Vendas do Tesouro Direto têm melhor março da história

Por causa da crise, recompras batem recorde e estoque cai
A venda de títulos públicos a pessoas físicas somou R$ 3,019
bilhões em março, informou na última sexta-feira (24) o Tesouro Nacional. O
valor vendido por meio do programa Tesouro Direto representou alta de 27,6% em
relação a março do ano passado, atingindo o melhor resultado para o mês.
Apesar da subida nas vendas, as recompras bateram recorde, atingindo R$ 3,799
bilhões no mês passado. Esse é o maior valor recomprado pelo Tesouro desde a
criação do programa, em 2002. Por causa da crise econômica gerada pela pandemia
de coronavírus, muitos detentores de títulos decidiram se desfazer de papéis
que se desvalorizaram com as oscilações do mercado.
O número de investidores ativos somou 1.213.807, mas poucas pessoas físicas
aplicaram em títulos públicos em março. No mês passado, apenas 408
participantes aderiram ao programa, conta 2.276 novos investidores registrados
em fevereiro. O número de investidores cadastrados – ativos e não ativos –
totalizou 6.512.580 pessoas.
No mês passado, os títulos mais vendidos foram vinculados à taxa Selic (juros
básicos da economia). Esses papéis concentraram 47,2% das vendas em março. Em
segundo lugar, vieram os papéis corrigidos pela inflação oficial pelo Índice
Nacional de Preços ao Consumidor Amplo (IPCA), que responderam por 33,2% das
vendas.
Em terceiro, ficaram os títulos prefixados (com juros definidos
antecipadamente), que responderam por 19,6% das vendas. Os investimentos de
menor valor continuaram a liderar a preferência dos aplicadores. As vendas
abaixo de R$ 1 mil concentraram 60,9% do volume aplicado no mês.
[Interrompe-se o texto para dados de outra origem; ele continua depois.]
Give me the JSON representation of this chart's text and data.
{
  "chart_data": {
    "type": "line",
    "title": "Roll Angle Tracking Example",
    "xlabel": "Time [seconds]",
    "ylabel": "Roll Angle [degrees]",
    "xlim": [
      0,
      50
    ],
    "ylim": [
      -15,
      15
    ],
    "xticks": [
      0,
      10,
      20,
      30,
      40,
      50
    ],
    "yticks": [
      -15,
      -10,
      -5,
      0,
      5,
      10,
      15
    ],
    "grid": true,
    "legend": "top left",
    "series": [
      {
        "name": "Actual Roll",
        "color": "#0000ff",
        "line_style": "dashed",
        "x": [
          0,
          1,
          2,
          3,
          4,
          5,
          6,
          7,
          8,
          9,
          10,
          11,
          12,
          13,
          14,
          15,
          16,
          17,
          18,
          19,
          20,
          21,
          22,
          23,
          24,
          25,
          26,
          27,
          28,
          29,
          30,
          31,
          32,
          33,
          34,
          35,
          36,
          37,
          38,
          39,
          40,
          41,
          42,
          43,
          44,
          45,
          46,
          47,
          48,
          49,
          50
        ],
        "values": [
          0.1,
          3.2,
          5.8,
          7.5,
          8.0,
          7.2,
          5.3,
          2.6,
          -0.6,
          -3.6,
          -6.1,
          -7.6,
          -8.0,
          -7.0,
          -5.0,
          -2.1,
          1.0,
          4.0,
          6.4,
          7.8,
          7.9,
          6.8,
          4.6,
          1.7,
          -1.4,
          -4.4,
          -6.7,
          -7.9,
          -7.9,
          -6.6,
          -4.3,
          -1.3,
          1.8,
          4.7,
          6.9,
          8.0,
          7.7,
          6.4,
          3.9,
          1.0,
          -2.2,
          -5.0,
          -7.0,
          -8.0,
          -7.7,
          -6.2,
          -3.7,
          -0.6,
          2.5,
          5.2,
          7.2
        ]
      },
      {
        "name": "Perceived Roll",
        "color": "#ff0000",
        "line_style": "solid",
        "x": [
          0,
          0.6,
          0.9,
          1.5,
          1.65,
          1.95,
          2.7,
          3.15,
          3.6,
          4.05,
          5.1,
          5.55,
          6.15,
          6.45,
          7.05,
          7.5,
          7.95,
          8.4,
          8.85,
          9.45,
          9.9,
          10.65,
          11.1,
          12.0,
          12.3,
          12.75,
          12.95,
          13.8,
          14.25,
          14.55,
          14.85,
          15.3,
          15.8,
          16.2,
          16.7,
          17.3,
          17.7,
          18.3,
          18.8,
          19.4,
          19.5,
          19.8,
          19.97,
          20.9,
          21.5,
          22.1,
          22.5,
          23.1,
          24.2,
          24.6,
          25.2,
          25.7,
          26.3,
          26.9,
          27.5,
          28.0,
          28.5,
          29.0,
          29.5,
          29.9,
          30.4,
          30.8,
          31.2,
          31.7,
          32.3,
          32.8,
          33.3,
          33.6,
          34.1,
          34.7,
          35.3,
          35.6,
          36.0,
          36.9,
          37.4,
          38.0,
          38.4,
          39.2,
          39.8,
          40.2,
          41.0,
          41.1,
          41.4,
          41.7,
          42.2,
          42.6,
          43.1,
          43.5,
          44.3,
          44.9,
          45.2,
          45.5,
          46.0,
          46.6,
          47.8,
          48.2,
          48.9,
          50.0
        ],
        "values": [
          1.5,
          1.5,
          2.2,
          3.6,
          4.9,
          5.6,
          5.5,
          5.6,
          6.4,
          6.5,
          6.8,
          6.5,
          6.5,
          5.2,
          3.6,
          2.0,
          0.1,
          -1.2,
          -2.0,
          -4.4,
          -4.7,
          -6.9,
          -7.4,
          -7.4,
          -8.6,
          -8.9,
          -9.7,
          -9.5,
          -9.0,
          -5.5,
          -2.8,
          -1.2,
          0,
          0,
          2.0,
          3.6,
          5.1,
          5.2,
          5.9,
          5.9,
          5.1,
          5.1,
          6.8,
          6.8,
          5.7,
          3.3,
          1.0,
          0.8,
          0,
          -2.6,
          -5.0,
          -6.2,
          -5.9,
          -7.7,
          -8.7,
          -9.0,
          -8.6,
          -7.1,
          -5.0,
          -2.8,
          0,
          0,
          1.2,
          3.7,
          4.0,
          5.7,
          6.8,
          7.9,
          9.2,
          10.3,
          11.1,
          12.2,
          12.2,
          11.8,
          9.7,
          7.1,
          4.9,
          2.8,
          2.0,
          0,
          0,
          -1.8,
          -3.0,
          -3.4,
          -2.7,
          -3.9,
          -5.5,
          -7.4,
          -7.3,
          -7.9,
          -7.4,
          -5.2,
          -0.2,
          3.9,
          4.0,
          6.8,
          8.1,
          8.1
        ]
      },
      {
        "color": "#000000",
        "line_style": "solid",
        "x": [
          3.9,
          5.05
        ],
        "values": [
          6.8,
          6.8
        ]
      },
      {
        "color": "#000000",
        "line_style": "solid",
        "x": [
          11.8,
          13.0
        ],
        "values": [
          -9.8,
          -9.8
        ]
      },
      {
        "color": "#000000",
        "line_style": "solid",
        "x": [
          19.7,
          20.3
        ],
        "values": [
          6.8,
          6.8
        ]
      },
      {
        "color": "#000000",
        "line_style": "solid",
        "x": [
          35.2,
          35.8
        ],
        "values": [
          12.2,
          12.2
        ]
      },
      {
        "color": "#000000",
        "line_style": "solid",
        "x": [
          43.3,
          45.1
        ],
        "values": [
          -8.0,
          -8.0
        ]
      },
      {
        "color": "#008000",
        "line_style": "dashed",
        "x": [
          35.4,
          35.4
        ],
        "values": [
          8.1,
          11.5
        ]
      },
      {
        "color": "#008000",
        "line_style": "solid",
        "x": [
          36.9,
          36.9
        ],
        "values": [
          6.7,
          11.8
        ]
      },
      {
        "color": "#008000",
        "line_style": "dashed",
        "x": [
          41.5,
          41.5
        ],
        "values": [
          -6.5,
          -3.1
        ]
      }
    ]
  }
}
Com o resultado de março, o estoque de títulos públicos aplicados no Tesouro
Direto teve leve queda de 0,61% em relação a fevereiro, alcançando R$ 58,44
bilhões. Esse foi o terceiro mês seguido de queda no estoque do programa. A
variação do estoque representa a diferença entre as vendas e os resgates, mais
o reconhecimento dos juros que incidem sobre os títulos. Além das recompras
recordes em março, a queda dos juros de alguns papéis, afetados pela
instabilidade no mercado, contribuiu para o recuo no estoque no mês passado.
O Tesouro Direto foi criado em janeiro de 2002 para popularizar esse tipo de
aplicação e permitir que pessoas físicas possam adquirir títulos públicos
diretamente do Tesouro, via internet, sem intermediação de agentes financeiros.
O aplicador só tem de pagar uma taxa à corretora responsável pela custódia dos
títulos. Mais informações podem ser obtidas no site do Tesouro Direto.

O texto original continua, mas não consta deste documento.